Vom kanadischen Safari-Feeling gepackt
Wir wollen mehr davon: Gespannt halte ich meinen Blick auf den Straßenrand gerichtet und warte darauf, dass sich wieder etwas bewegt. Tatsächlich zählen wir allein auf der heutigen Fahrt fünf Schwarzbären – die Elche allerdings scheinen sich vor uns zu verstecken.
Unterwegs im größten Nationalpark
Kanadas Wildnis lässt sich natürlich am besten spüren, wenn man sich mitten hinein stürzt – und genau das tun wir jetzt! Die vielen Nationalparks laden zum Wandern ein. Und auch wenn man nicht unbedingt der Typ dazu ist: Hier kommt man einfach nicht drum herum – und das ist auch gut so! Wo sich in der Provinz British Columbia ein Nationalpark an den nächsten reiht, gibt es im Yukon zwar nicht viele, aber den größten Nationalpark Kanadas: Den Kluane Nationalpark im Südwesten des Yukon, an der Grenze zu Alaska. Hier wimmelt es nur so von purer Wildnis!
Wandern wie die Könige
Eine für sein außerordentlich schönes Panorama bekannte Wanderung ist diejenige zum King’s Throne Peak – dem Königsthron. Wir packen unsere Rucksäcke mit genügend Wasser, Proviant und einer Bärenglocke und machen uns in den frühen Morgenstunden auf den Weg, denn wir möchten heute als erstes den Thron erklimmen. Erklimmen ist genau das richtige Wort dafür, denn es geht steil bergauf. Meter um Meter. Je höher wir wandern, desto schöner wird der Blick um uns herum. Der Wanderweg führt direkt am Kathleen Lake entlang. Immer wieder halten wir an und lassen unseren Blick über den See schweifen. Nach über 1.000 Höhenmetern, können wir den King’s Throne Peak erkennen: Die Form des Gipfels sieht tatsächlich aus wie ein Königsstuhl! Während unserer Pause ‚thronen‘ wir über dem Yukon. Erschöpft, aber glücklich genießen wir die königliche Aussicht.

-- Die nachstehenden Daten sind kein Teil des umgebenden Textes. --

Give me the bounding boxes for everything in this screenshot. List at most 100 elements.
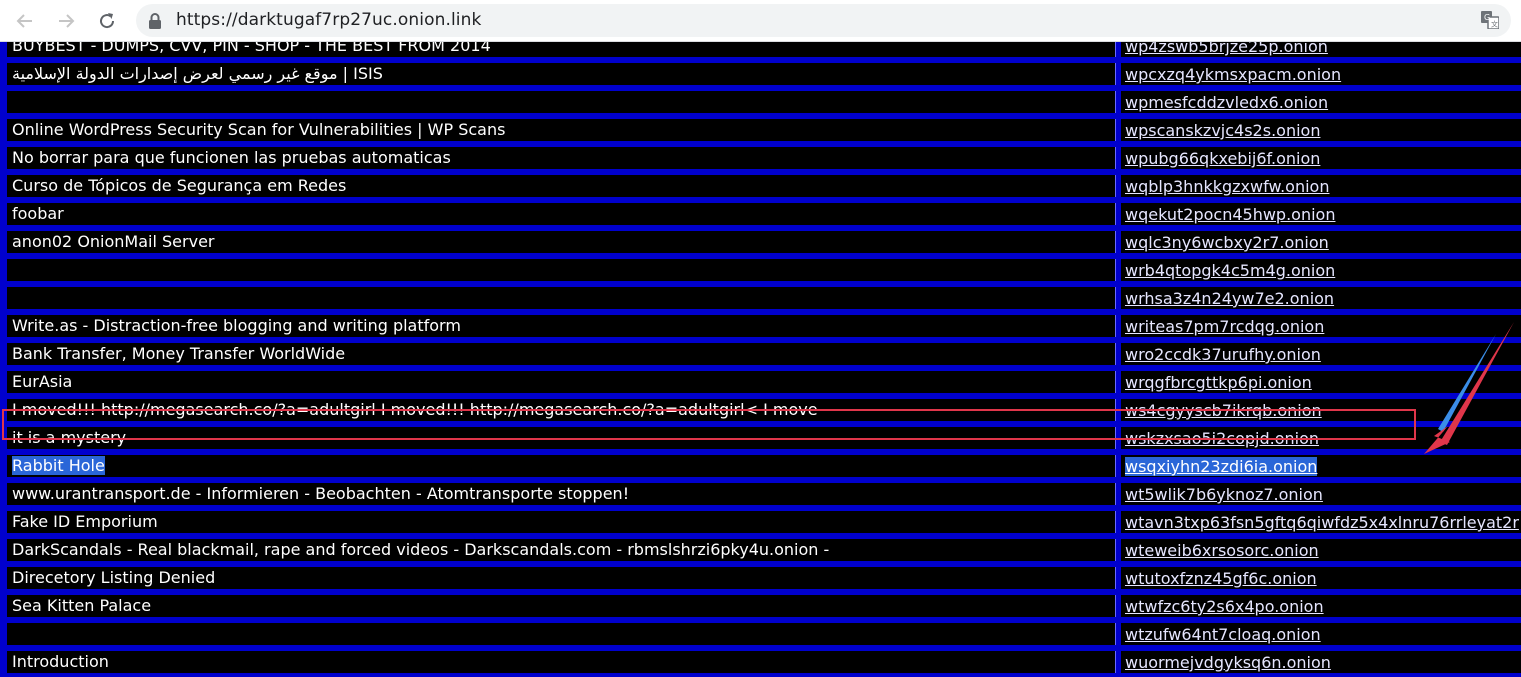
forward-button[interactable]	[53, 8, 79, 34]
table-row: Rabbit Hole wsqxiyhn23zdi6ia.onion	[0, 452, 1521, 480]
onion-link[interactable]: ws4cgyyscb7ikrqb.onion	[1125, 401, 1322, 420]
title-cell: No borrar para que funcionen las pruebas…	[7, 147, 1116, 169]
link-cell: wuormejvdgyksq6n.onion	[1121, 651, 1521, 673]
address-bar[interactable]: https://darktugaf7rp27uc.onion.link G 文	[136, 4, 1511, 37]
site-title: it is a mystery	[12, 428, 127, 447]
table-row: it is a mystery wskzxsao5i2copjd.onion	[0, 424, 1521, 452]
onion-link[interactable]: wskzxsao5i2copjd.onion	[1125, 429, 1319, 448]
title-cell: موقع غير رسمي لعرض إصدارات الدولة الإسلا…	[7, 63, 1116, 85]
link-cell: wt5wlik7b6yknoz7.onion	[1121, 483, 1521, 505]
onion-link[interactable]: writeas7pm7rcdqg.onion	[1125, 317, 1324, 336]
link-cell: wpubg66qkxebij6f.onion	[1121, 147, 1521, 169]
onion-link[interactable]: wuormejvdgyksq6n.onion	[1125, 653, 1331, 672]
onion-link[interactable]: wrqgfbrcgttkp6pi.onion	[1125, 373, 1312, 392]
onion-link[interactable]: wro2ccdk37urufhy.onion	[1125, 345, 1321, 364]
onion-link[interactable]: wtwfzc6ty2s6x4po.onion	[1125, 597, 1324, 616]
forward-arrow-icon	[59, 14, 75, 28]
onion-link[interactable]: wpubg66qkxebij6f.onion	[1125, 149, 1320, 168]
onion-link-table: BUYBEST - DUMPS, CVV, PIN - SHOP - THE B…	[0, 42, 1521, 677]
site-title: Online WordPress Security Scan for Vulne…	[12, 120, 506, 139]
link-cell: wtavn3txp63fsn5gftq6qiwfdz5x4xlnru76rrle…	[1121, 511, 1521, 533]
link-cell: wpmesfcddzvledx6.onion	[1121, 91, 1521, 113]
onion-link[interactable]: wtzufw64nt7cloaq.onion	[1125, 625, 1321, 644]
table-row: Direcetory Listing Denied wtutoxfznz45gf6…	[0, 564, 1521, 592]
title-cell: I moved!!! http://megasearch.co/?a=adult…	[7, 399, 1116, 421]
title-cell	[7, 623, 1116, 645]
link-cell: wtutoxfznz45gf6c.onion	[1121, 567, 1521, 589]
onion-link[interactable]: wqekut2pocn45hwp.onion	[1125, 205, 1335, 224]
title-cell: Introduction	[7, 651, 1116, 673]
title-cell: Bank Transfer, Money Transfer WorldWide	[7, 343, 1116, 365]
svg-text:G: G	[1484, 13, 1490, 22]
site-title: Bank Transfer, Money Transfer WorldWide	[12, 344, 346, 363]
table-row: BUYBEST - DUMPS, CVV, PIN - SHOP - THE B…	[0, 42, 1521, 60]
site-title: www.urantransport.de - Informieren - Beo…	[12, 484, 630, 503]
browser-toolbar: https://darktugaf7rp27uc.onion.link G 文	[0, 0, 1521, 42]
site-title: موقع غير رسمي لعرض إصدارات الدولة الإسلا…	[12, 64, 383, 83]
url-text[interactable]: https://darktugaf7rp27uc.onion.link	[176, 10, 481, 30]
link-cell: wtwfzc6ty2s6x4po.onion	[1121, 595, 1521, 617]
title-cell: BUYBEST - DUMPS, CVV, PIN - SHOP - THE B…	[7, 42, 1116, 57]
title-cell: Fake ID Emporium	[7, 511, 1116, 533]
link-cell: wpcxzq4ykmsxpacm.onion	[1121, 63, 1521, 85]
title-cell: Sea Kitten Palace	[7, 595, 1116, 617]
onion-link[interactable]: wqblp3hnkkgzxwfw.onion	[1125, 177, 1329, 196]
back-button[interactable]	[12, 8, 38, 34]
site-title: BUYBEST - DUMPS, CVV, PIN - SHOP - THE B…	[12, 42, 491, 55]
table-row: EurAsia wrqgfbrcgttkp6pi.onion	[0, 368, 1521, 396]
site-title: Write.as - Distraction-free blogging and…	[12, 316, 461, 335]
table-row: موقع غير رسمي لعرض إصدارات الدولة الإسلا…	[0, 60, 1521, 88]
onion-link[interactable]: wt5wlik7b6yknoz7.onion	[1125, 485, 1323, 504]
title-cell: www.urantransport.de - Informieren - Beo…	[7, 483, 1116, 505]
link-cell: wrqgfbrcgttkp6pi.onion	[1121, 371, 1521, 393]
onion-link[interactable]: wsqxiyhn23zdi6ia.onion	[1125, 457, 1318, 476]
table-row: wpmesfcddzvledx6.onion	[0, 88, 1521, 116]
lock-icon	[149, 13, 161, 29]
title-cell: anon02 OnionMail Server	[7, 231, 1116, 253]
table-row: wtzufw64nt7cloaq.onion	[0, 620, 1521, 648]
onion-link[interactable]: wtavn3txp63fsn5gftq6qiwfdz5x4xlnru76rrle…	[1125, 513, 1519, 532]
onion-link[interactable]: wpcxzq4ykmsxpacm.onion	[1125, 65, 1341, 84]
onion-link[interactable]: wteweib6xrsosorc.onion	[1125, 541, 1319, 560]
link-cell: wqekut2pocn45hwp.onion	[1121, 203, 1521, 225]
onion-link[interactable]: wp4zswb5brjze25p.onion	[1125, 42, 1328, 56]
title-cell: Online WordPress Security Scan for Vulne…	[7, 119, 1116, 141]
site-title: foobar	[12, 204, 64, 223]
onion-link[interactable]: wpmesfcddzvledx6.onion	[1125, 93, 1328, 112]
link-cell: writeas7pm7rcdqg.onion	[1121, 315, 1521, 337]
link-cell: wteweib6xrsosorc.onion	[1121, 539, 1521, 561]
title-cell	[7, 91, 1116, 113]
onion-link[interactable]: wqlc3ny6wcbxy2r7.onion	[1125, 233, 1329, 252]
link-cell: wsqxiyhn23zdi6ia.onion	[1121, 455, 1521, 477]
table-row: wrhsa3z4n24yw7e2.onion	[0, 284, 1521, 312]
back-arrow-icon	[16, 14, 32, 28]
site-title: anon02 OnionMail Server	[12, 232, 215, 251]
reload-button[interactable]	[94, 8, 120, 34]
table-row: Fake ID Emporium wtavn3txp63fsn5gftq6qiwf…	[0, 508, 1521, 536]
table-row: Introduction wuormejvdgyksq6n.onion	[0, 648, 1521, 676]
table-row: wrb4qtopgk4c5m4g.onion	[0, 256, 1521, 284]
site-title: Sea Kitten Palace	[12, 596, 152, 615]
title-cell: DarkScandals - Real blackmail, rape and …	[7, 539, 1116, 561]
title-cell: Direcetory Listing Denied	[7, 567, 1116, 589]
table-row: Bank Transfer, Money Transfer WorldWide w…	[0, 340, 1521, 368]
title-cell: Write.as - Distraction-free blogging and…	[7, 315, 1116, 337]
translate-icon[interactable]: G 文	[1481, 11, 1499, 29]
table-row: foobar wqekut2pocn45hwp.onion	[0, 200, 1521, 228]
onion-link[interactable]: wrhsa3z4n24yw7e2.onion	[1125, 289, 1334, 308]
link-cell: wskzxsao5i2copjd.onion	[1121, 427, 1521, 449]
table-row: No borrar para que funcionen las pruebas…	[0, 144, 1521, 172]
onion-link[interactable]: wtutoxfznz45gf6c.onion	[1125, 569, 1317, 588]
reload-icon	[100, 13, 115, 29]
title-cell: Rabbit Hole	[7, 455, 1116, 477]
site-title: DarkScandals - Real blackmail, rape and …	[12, 540, 830, 559]
onion-link[interactable]: wpscanskzvjc4s2s.onion	[1125, 121, 1320, 140]
link-cell: wqblp3hnkkgzxwfw.onion	[1121, 175, 1521, 197]
table-row: Online WordPress Security Scan for Vulne…	[0, 116, 1521, 144]
site-title: Fake ID Emporium	[12, 512, 158, 531]
table-row: Sea Kitten Palace wtwfzc6ty2s6x4po.onion	[0, 592, 1521, 620]
onion-link[interactable]: wrb4qtopgk4c5m4g.onion	[1125, 261, 1335, 280]
title-cell: foobar	[7, 203, 1116, 225]
table-row: Write.as - Distraction-free blogging and…	[0, 312, 1521, 340]
link-cell: wtzufw64nt7cloaq.onion	[1121, 623, 1521, 645]
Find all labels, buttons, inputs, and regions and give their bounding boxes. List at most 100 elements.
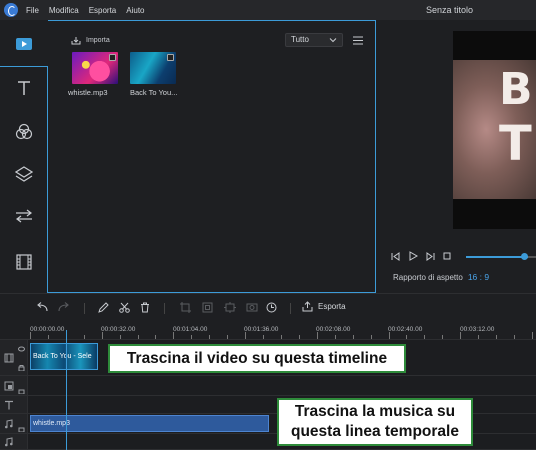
video-clip-label: Back To You - Sele xyxy=(33,353,92,360)
stop-button[interactable] xyxy=(443,252,451,260)
play-button[interactable] xyxy=(408,251,418,261)
delete-button[interactable] xyxy=(140,302,150,313)
lock-icon[interactable] xyxy=(18,387,25,394)
preview-frame-letter: T xyxy=(499,116,532,172)
menu-aiuto[interactable]: Aiuto xyxy=(126,6,144,15)
sidebar-item-transitions[interactable] xyxy=(0,196,48,236)
ruler-tick xyxy=(531,332,533,339)
ruler-tick xyxy=(460,332,462,339)
pip-track-icon xyxy=(4,381,14,391)
ruler-tick-label: 00:03:12.00 xyxy=(460,326,495,333)
trash-icon xyxy=(141,302,149,313)
film-icon xyxy=(16,254,32,270)
sidebar-item-text[interactable] xyxy=(0,68,48,108)
text-icon xyxy=(18,81,30,95)
ruler-tick xyxy=(263,335,265,339)
import-button[interactable]: Importa xyxy=(71,36,110,45)
media-item-label: whistle.mp3 xyxy=(68,88,108,97)
toolbar-separator xyxy=(164,303,165,314)
media-item-audio-thumbnail[interactable] xyxy=(72,52,118,84)
text-track-icon xyxy=(4,400,14,410)
ruler-tick xyxy=(513,335,515,339)
callout-drag-music: Trascina la musica su questa linea tempo… xyxy=(277,398,473,446)
sidebar xyxy=(0,20,48,293)
pencil-icon xyxy=(98,302,109,313)
freeze-frame-button[interactable] xyxy=(224,302,236,313)
toolbar-separator xyxy=(290,303,291,314)
edit-button[interactable] xyxy=(98,302,109,313)
ruler-tick-label: 00:02:08.00 xyxy=(316,326,351,333)
ruler-tick xyxy=(424,335,426,339)
ruler-tick xyxy=(442,335,444,339)
crop-icon xyxy=(180,302,191,313)
redo-button[interactable] xyxy=(58,302,70,312)
callout-line: questa linea temporale xyxy=(291,423,459,440)
lock-icon[interactable] xyxy=(18,364,25,371)
pip-track-header xyxy=(0,376,28,396)
mosaic-icon xyxy=(202,302,213,313)
snapshot-button[interactable] xyxy=(246,302,258,312)
music-note-icon xyxy=(4,437,14,447)
list-view-icon[interactable] xyxy=(353,36,363,45)
menu-modifica[interactable]: Modifica xyxy=(49,6,79,15)
duration-button[interactable] xyxy=(266,302,277,313)
sidebar-item-overlays[interactable] xyxy=(0,154,48,194)
playback-seekbar[interactable] xyxy=(466,253,536,260)
ruler-tick xyxy=(298,335,300,339)
text-track-header xyxy=(0,396,28,414)
pip-track[interactable] xyxy=(28,376,536,396)
music-track-header xyxy=(0,434,28,450)
video-track-header xyxy=(0,340,28,376)
sidebar-item-filters[interactable] xyxy=(0,112,48,152)
next-frame-button[interactable] xyxy=(426,251,435,261)
seekbar-handle[interactable] xyxy=(521,253,528,260)
chevron-down-icon xyxy=(329,38,337,43)
music-note-icon xyxy=(109,54,116,61)
camera-icon xyxy=(246,303,258,312)
eye-icon[interactable] xyxy=(18,346,25,352)
ruler-tick xyxy=(245,332,247,339)
aspect-ratio-value[interactable]: 16 : 9 xyxy=(468,272,489,282)
export-icon xyxy=(302,301,313,312)
ruler-tick xyxy=(173,332,175,339)
toolbar-separator xyxy=(84,303,85,314)
mosaic-button[interactable] xyxy=(202,302,213,313)
freeze-icon xyxy=(224,302,236,313)
sidebar-item-media[interactable] xyxy=(0,24,48,64)
media-item-label: Back To You... xyxy=(130,88,178,97)
undo-button[interactable] xyxy=(36,302,48,312)
split-button[interactable] xyxy=(119,302,130,313)
timeline-ruler[interactable]: 00:00:00.00 00:00:32.00 00:01:04.00 00:0… xyxy=(0,322,536,340)
lock-icon[interactable] xyxy=(18,425,25,432)
prev-frame-button[interactable] xyxy=(391,251,400,261)
preview-frame-image: B T xyxy=(453,60,536,199)
crop-button[interactable] xyxy=(180,302,191,313)
ruler-tick xyxy=(227,335,229,339)
playback-controls xyxy=(391,251,459,261)
menu-file[interactable]: File xyxy=(26,6,39,15)
preview-viewport[interactable]: B T xyxy=(453,31,536,229)
ruler-tick xyxy=(370,335,372,339)
ruler-tick xyxy=(83,335,85,339)
ruler-tick xyxy=(191,335,193,339)
video-clip[interactable]: Back To You - Sele xyxy=(30,343,98,370)
callout-line: Trascina la musica su xyxy=(294,403,456,420)
audio-clip-label: whistle.mp3 xyxy=(33,420,70,427)
step-back-icon xyxy=(391,251,400,261)
preview-frame-letter: B xyxy=(499,64,533,115)
video-badge-icon xyxy=(167,54,174,61)
ruler-tick xyxy=(101,332,103,339)
redo-icon xyxy=(58,302,69,312)
ruler-tick xyxy=(388,332,390,339)
timeline-playhead[interactable] xyxy=(66,330,67,450)
export-button[interactable]: Esporta xyxy=(302,301,346,312)
ruler-tick xyxy=(406,335,408,339)
clock-icon xyxy=(266,302,277,313)
media-item-video-thumbnail[interactable] xyxy=(130,52,176,84)
sidebar-item-film[interactable] xyxy=(0,242,48,282)
ruler-tick xyxy=(334,335,336,339)
sidebar-divider xyxy=(0,66,48,67)
media-filter-select[interactable]: Tutto xyxy=(285,33,343,47)
music-note-icon xyxy=(4,419,14,429)
menu-esporta[interactable]: Esporta xyxy=(89,6,117,15)
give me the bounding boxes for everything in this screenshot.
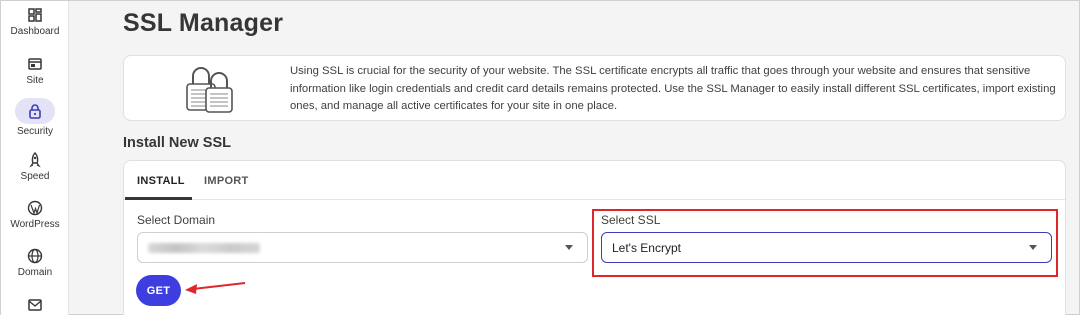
sidebar-item-label: WordPress (10, 219, 60, 230)
blurred-domain-value (148, 243, 260, 253)
sidebar-item-email[interactable] (1, 297, 69, 315)
annotation-highlight-box (592, 209, 1058, 277)
sidebar-item-domain[interactable]: Domain (1, 248, 69, 278)
sidebar-item-wordpress[interactable]: WordPress (1, 200, 69, 230)
sidebar-item-dashboard[interactable]: Dashboard (1, 7, 69, 37)
active-indicator (15, 98, 55, 124)
sidebar-item-label: Security (16, 126, 54, 137)
chevron-down-icon (565, 245, 573, 250)
sidebar-item-site[interactable]: Site (1, 56, 69, 86)
sidebar-item-label: Speed (20, 171, 50, 182)
wordpress-icon (27, 200, 43, 216)
select-domain-dropdown[interactable] (137, 232, 588, 263)
info-box: Using SSL is crucial for the security of… (123, 55, 1066, 121)
tab-import[interactable]: IMPORT (204, 175, 249, 187)
tab-install[interactable]: INSTALL (137, 175, 185, 187)
section-title: Install New SSL (123, 135, 231, 151)
annotation-arrow-icon (185, 282, 246, 294)
sidebar-item-speed[interactable]: Speed (1, 152, 69, 182)
sidebar: Dashboard Site Security Speed WordPress … (1, 1, 69, 315)
lock-icon (29, 104, 41, 119)
padlocks-illustration (186, 67, 233, 113)
tab-bar: INSTALL IMPORT (124, 161, 1065, 200)
globe-icon (27, 248, 43, 264)
sidebar-item-label: Dashboard (10, 26, 60, 37)
info-text: Using SSL is crucial for the security of… (290, 65, 1056, 112)
get-button[interactable]: GET (136, 275, 181, 306)
dashboard-icon (28, 8, 42, 22)
rocket-icon (29, 152, 41, 168)
mail-icon (28, 299, 42, 311)
sidebar-item-label: Domain (17, 267, 53, 278)
active-tab-indicator (125, 197, 192, 200)
sidebar-item-label: Site (26, 75, 44, 86)
select-domain-label: Select Domain (137, 213, 216, 227)
site-icon (28, 58, 42, 70)
page-title: SSL Manager (123, 9, 284, 37)
sidebar-item-security[interactable]: Security (1, 98, 69, 137)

Paddeln, durchatmen und genießen
Nicht nur zu Fuß lässt sich die ursprüngliche Natur auf Kanada Rundreise spüren, sondern auch auf dem Wasser: Der Yukon River ist der wohl bekannteste Fluss für eine ausgiebige Kanufahrt. Also los: Kanu gemietet, Schwimmweste an und das Paddel fest im Griff. Schneller als wir gucken können sitzen wir in unserem knallroten Kanu mit einer Karte in der Hand, die uns den Weg zeigen soll. Wir paddeln gemütlich den Yukon River entlang und genießen die Ruhe, die man hier überall spürt. Am Himmel erkenne ich einen Adler über unseren Köpfen kreisen und muss unweigerlich schmunzeln. Genau so habe ich mir unser Kanada Erlebnis vorgestellt: Frei, ursprünglich und wunderschön!